Published: 13 November 2020
Expert Insight
Stefania Mazzoleni, Bernhard Gentner, Valentina Brambilla, Tiziana Magnani, Fabio Ciceri, Gaetano Finocchiaro, Luigi Naldini, Carlo Russo

Despite significant advances, the clinical application of immunotherapy for cancer patients still has some challenges associated with safety and efficacy. Novel, cutting-edge therapeutic approaches, such as genetically modified cell-based therapies, are arousing interest thanks to their capability to effectively target tumors and/or immune cells of interest, reducing off-target effects and potentially providing a life-long effect.

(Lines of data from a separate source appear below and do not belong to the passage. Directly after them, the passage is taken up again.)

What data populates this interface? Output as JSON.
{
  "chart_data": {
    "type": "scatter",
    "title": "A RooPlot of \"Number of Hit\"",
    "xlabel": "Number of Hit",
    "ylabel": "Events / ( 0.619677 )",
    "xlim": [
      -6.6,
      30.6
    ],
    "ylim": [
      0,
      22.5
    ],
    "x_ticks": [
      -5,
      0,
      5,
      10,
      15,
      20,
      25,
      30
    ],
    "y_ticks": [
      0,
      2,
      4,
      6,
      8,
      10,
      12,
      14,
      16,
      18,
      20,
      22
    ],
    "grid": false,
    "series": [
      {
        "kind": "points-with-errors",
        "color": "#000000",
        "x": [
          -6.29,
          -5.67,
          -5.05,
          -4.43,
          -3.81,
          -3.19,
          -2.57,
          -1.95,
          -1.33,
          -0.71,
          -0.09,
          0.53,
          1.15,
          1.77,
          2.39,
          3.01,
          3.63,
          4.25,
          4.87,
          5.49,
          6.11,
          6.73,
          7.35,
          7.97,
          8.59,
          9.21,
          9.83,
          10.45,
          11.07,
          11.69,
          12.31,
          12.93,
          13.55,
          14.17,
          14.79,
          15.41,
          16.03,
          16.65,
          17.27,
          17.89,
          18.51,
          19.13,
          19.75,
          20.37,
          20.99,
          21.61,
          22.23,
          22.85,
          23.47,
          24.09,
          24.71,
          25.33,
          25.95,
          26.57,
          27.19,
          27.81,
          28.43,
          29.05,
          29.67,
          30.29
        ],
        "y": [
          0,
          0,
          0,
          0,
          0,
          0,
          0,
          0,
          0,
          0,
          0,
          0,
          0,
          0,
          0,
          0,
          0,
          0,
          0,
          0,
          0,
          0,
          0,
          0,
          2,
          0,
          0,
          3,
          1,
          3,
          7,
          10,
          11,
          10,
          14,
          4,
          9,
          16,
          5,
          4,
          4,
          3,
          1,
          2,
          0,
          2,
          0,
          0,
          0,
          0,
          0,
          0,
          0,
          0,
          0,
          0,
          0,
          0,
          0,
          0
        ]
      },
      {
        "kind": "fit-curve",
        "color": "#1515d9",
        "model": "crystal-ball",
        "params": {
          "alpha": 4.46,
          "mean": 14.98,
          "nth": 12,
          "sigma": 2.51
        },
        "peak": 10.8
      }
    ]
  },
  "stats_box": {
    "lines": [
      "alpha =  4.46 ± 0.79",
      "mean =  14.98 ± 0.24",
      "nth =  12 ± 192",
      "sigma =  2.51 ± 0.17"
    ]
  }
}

Genenta Science developed Temferon™, a novel ex-vivo genetically modified cell-based therapy for IFN-α local release into the tumor, achieved by bone marrow-derived myeloid cells characterized by Tie2 promoter activation (TEMs) leading to immunostimulatory reprogramming of the tumor microenvironment (TME). Temferon™ is being studied in both hematologic and solid tumors and could play a relevant role also in combination with current available therapies, overcoming issues related to off-target effects and limited long-term benefits for currently available immunotherapies.